3. Lotus Plaza - Spooky Action At A Distance: Harking back to late 1980s indie pop, this is the dreamiest and prettiest album of the year. The architect behind Lotus Plaza is Lockett Pundt, whose main job is to play guitar for the band Deerhunter. So this is more like a side project, but it is a worthy side project, nearly as good as anything Deerhunter has ever done. The album has lots of reverb and echo and guitars playing minimal melodies that transcend up to some heavenly place. You close your eyes and drift away. If there was one album that was the soundtrack for my 2012, this was probably it. You can probably guess that I drifted in and out of reality a lot this year, important given that my work commute (through Harlem and into the Bronx) often necessitated a disconnect from my surroundings. Not sure if any of that made any sense. My previous writing on Lotus Plaza here and here. Standout tracks from Spooky Action At A Distance were "Strangers" and my absolute favorite "Remember Our Days."

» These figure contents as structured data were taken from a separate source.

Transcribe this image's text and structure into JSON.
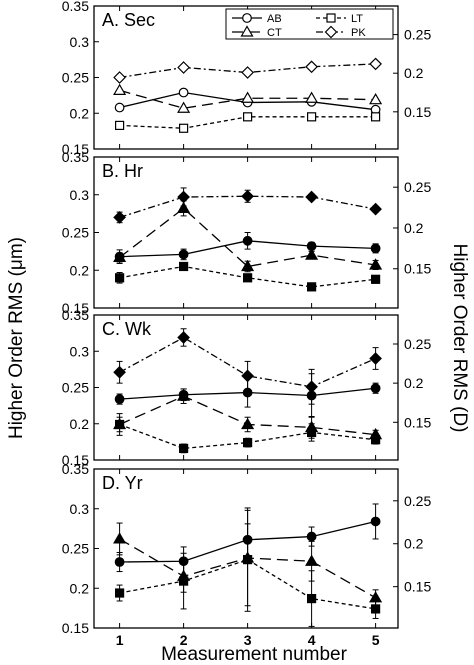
{
  "chart_data": {
    "type": "line",
    "ylabel_left": "Higher Order RMS (μm)",
    "ylabel_right": "Higher Order RMS (D)",
    "xlabel": "Measurement number",
    "x": [
      1,
      2,
      3,
      4,
      5
    ],
    "xlim": [
      0.6,
      5.35
    ],
    "ylim_left": [
      0.15,
      0.35
    ],
    "left_ticks": [
      "0.15",
      "0.2",
      "0.25",
      "0.3",
      "0.35"
    ],
    "right_ticks_by_panel": [
      [
        "0.15",
        "0.2",
        "0.25"
      ],
      [
        "0.15",
        "0.2",
        "0.25"
      ],
      [
        "0.15",
        "0.2",
        "0.25"
      ],
      [
        "0.15",
        "0.2",
        "0.25"
      ]
    ],
    "legend": {
      "position": "top-right of panel A",
      "entries": [
        {
          "key": "AB",
          "label": "AB"
        },
        {
          "key": "LT",
          "label": "LT"
        },
        {
          "key": "CT",
          "label": "CT"
        },
        {
          "key": "PK",
          "label": "PK"
        }
      ]
    },
    "series_styles": {
      "AB": {
        "dash": "solid",
        "marker": "circle"
      },
      "CT": {
        "dash": "long-dash",
        "marker": "triangle"
      },
      "LT": {
        "dash": "short-dash",
        "marker": "square"
      },
      "PK": {
        "dash": "dash-dot",
        "marker": "diamond"
      }
    },
    "panels": [
      {
        "title": "A. Sec",
        "filled": false,
        "series": [
          {
            "key": "AB",
            "values": [
              0.208,
              0.229,
              0.215,
              0.216,
              0.205
            ],
            "errors": [
              0,
              0,
              0,
              0,
              0
            ]
          },
          {
            "key": "CT",
            "values": [
              0.232,
              0.207,
              0.221,
              0.221,
              0.219
            ],
            "errors": [
              0,
              0,
              0,
              0,
              0
            ]
          },
          {
            "key": "LT",
            "values": [
              0.183,
              0.179,
              0.195,
              0.195,
              0.195
            ],
            "errors": [
              0,
              0,
              0,
              0,
              0
            ]
          },
          {
            "key": "PK",
            "values": [
              0.25,
              0.264,
              0.257,
              0.265,
              0.269
            ],
            "errors": [
              0,
              0,
              0,
              0,
              0
            ]
          }
        ]
      },
      {
        "title": "B. Hr",
        "filled": true,
        "series": [
          {
            "key": "AB",
            "values": [
              0.218,
              0.221,
              0.239,
              0.232,
              0.229
            ],
            "errors": [
              0.009,
              0.007,
              0.011,
              0.005,
              0.006
            ]
          },
          {
            "key": "CT",
            "values": [
              0.217,
              0.282,
              0.205,
              0.22,
              0.207
            ],
            "errors": [
              0.006,
              0.01,
              0.007,
              0.005,
              0.006
            ]
          },
          {
            "key": "LT",
            "values": [
              0.19,
              0.205,
              0.19,
              0.178,
              0.188
            ],
            "errors": [
              0.007,
              0.005,
              0.004,
              0.003,
              0.005
            ]
          },
          {
            "key": "PK",
            "values": [
              0.27,
              0.297,
              0.298,
              0.297,
              0.281
            ],
            "errors": [
              0.007,
              0.012,
              0.008,
              0.004,
              0.004
            ]
          }
        ]
      },
      {
        "title": "C. Wk",
        "filled": true,
        "series": [
          {
            "key": "AB",
            "values": [
              0.234,
              0.24,
              0.243,
              0.239,
              0.249
            ],
            "errors": [
              0.007,
              0.008,
              0.02,
              0.03,
              0.007
            ]
          },
          {
            "key": "CT",
            "values": [
              0.199,
              0.238,
              0.199,
              0.195,
              0.185
            ],
            "errors": [
              0.015,
              0.01,
              0.01,
              0.015,
              0.006
            ]
          },
          {
            "key": "LT",
            "values": [
              0.199,
              0.166,
              0.174,
              0.188,
              0.178
            ],
            "errors": [
              0.01,
              0.006,
              0.006,
              0.012,
              0.006
            ]
          },
          {
            "key": "PK",
            "values": [
              0.271,
              0.319,
              0.266,
              0.251,
              0.29
            ],
            "errors": [
              0.015,
              0.012,
              0.02,
              0.024,
              0.015
            ]
          }
        ]
      },
      {
        "title": "D. Yr",
        "filled": true,
        "series": [
          {
            "key": "AB",
            "values": [
              0.233,
              0.234,
              0.261,
              0.265,
              0.284
            ],
            "errors": [
              0.012,
              0.018,
              0.02,
              0.012,
              0.022
            ]
          },
          {
            "key": "CT",
            "values": [
              0.262,
              0.215,
              0.238,
              0.234,
              0.188
            ],
            "errors": [
              0.02,
              0.02,
              0.06,
              0.025,
              0.01
            ]
          },
          {
            "key": "LT",
            "values": [
              0.194,
              0.209,
              0.236,
              0.187,
              0.174
            ],
            "errors": [
              0.01,
              0.035,
              0.065,
              0.035,
              0.012
            ]
          }
        ]
      }
    ]
  }
}
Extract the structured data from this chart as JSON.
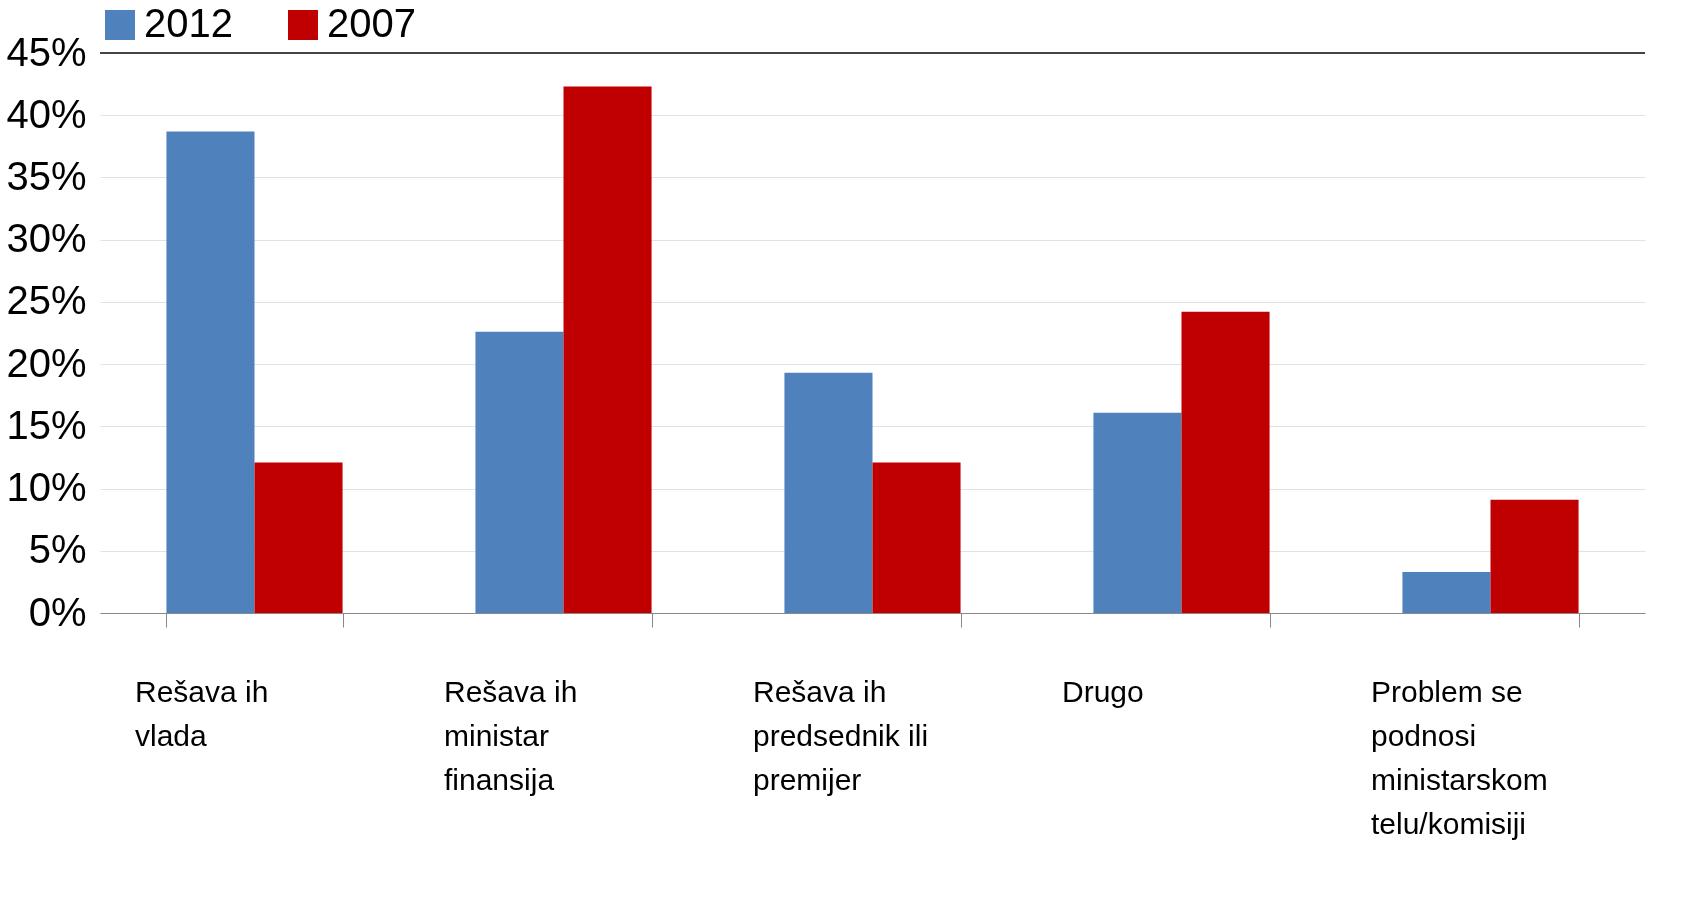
{
  "chart_data": {
    "type": "bar",
    "categories": [
      "Rešava ih vlada",
      "Rešava ih ministar finansija",
      "Rešava ih predsednik ili premijer",
      "Drugo",
      "Problem se podnosi ministarskom telu/komisiji"
    ],
    "series": [
      {
        "name": "2012",
        "color": "#4f81bd",
        "values": [
          38.7,
          22.6,
          19.3,
          16.1,
          3.3
        ]
      },
      {
        "name": "2007",
        "color": "#c00000",
        "values": [
          12.1,
          42.3,
          12.1,
          24.2,
          9.1
        ]
      }
    ],
    "ylim": [
      0,
      45
    ],
    "yticks": [
      {
        "value": 0,
        "label": "0%"
      },
      {
        "value": 5,
        "label": "5%"
      },
      {
        "value": 10,
        "label": "10%"
      },
      {
        "value": 15,
        "label": "15%"
      },
      {
        "value": 20,
        "label": "20%"
      },
      {
        "value": 25,
        "label": "25%"
      },
      {
        "value": 30,
        "label": "30%"
      },
      {
        "value": 35,
        "label": "35%"
      },
      {
        "value": 40,
        "label": "40%"
      },
      {
        "value": 45,
        "label": "45%"
      }
    ],
    "grid": "y",
    "legend": "top"
  }
}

2. Swans - The Seer: Ah, we finally get to the heavy stuff. Well, what to say about this new mangled horrifying creation of the Swans? This nearly 2 hour epic of noise, endurance, and catharsis? I saw the band this fall in New York and it was one of the most intense experiences I have ever had in a live setting. The sound was bone-crushing loud and martial. There seemed not a single note out of place as Michael Gira (pronounced jeera) led the band through the ups and downs of his mini epics. Even all the way back in the early 1980s when Gira began the Swans, the backbone of his aesthetic was one of submission-through-repetition, i.e., the idea that two or three notes repeated endless at bone-crushing volumes will eventually make you submit to the beauty of noise. Now, about 30 years later, the music is a lot more polished and planned and executed with clockwork precision (and yes, more melodic) but it has no less the effect. One thing about the The Seer: although the album is technically quite long, it actually doesn't feel tired. There's a lot going on here in terms of the dynamics of a band cruising through the limits of its abilities, wringing sound and fury out of its instruments. Yes, it will make you feel exhausted at the end, but in entirely a good way. There are genuine moments of tenderness amid sonic epics, real melodies that weave in and out, drawing your attention to the beauty of sound. Well worth the investment. I have written about Swans many times over the years on this blog, for example here and here. Standout tracks on this album include "Mother of the World" and "Avatar." There is also an interesting mini-documentary about the 2012 tour of this newest incarnation of the band, worth watching here.

1. Godspeed You! Black Emperor - 'Allelujah! Don't Bend! Ascend!: Wow, what an album! I know, that's not exactly a review that says much. Well, the last album Godspeed put out was a long time ago, maybe 10 years ago, and it was fine but except for a song or two  it isn't something I go back and listen to that much. But this album, which seemingly came out of nowhere is perfect on every count. The album itself is structured around two lengthy instrumental pieces (about 20 minutes long) connected by two shorter (6 minute) pieces of drone music. The two longer tracks are actually older pieces the band played on their previous tour in 2003 but now have finally recorded as studio pieces. They sound sonically amazing, the first building into an epic army of guitars and the second, a loud but melodic instrumental piece that is almost redemptive. Unlike, say Swans, who often inhabit that fine line between ugly and beauty, Godspeed is at a fundamental level hopeful and about the future. The vinyl, packaged wonderfully as usual, comes with some oblique messages of support for the Occupy movement but is never at a polemical level. They invite the listener, through the music, to find spaces of hope. And you know, you don't have to even be political: the power of Godspeed (or at least, good Godspeed) is to connect with very personal struggles (loneliness, for example). Music for the beaten down, music for the empowered. It's all here. My previous posts on Godspeed are here and here. The first track off the new album is still being streamed here.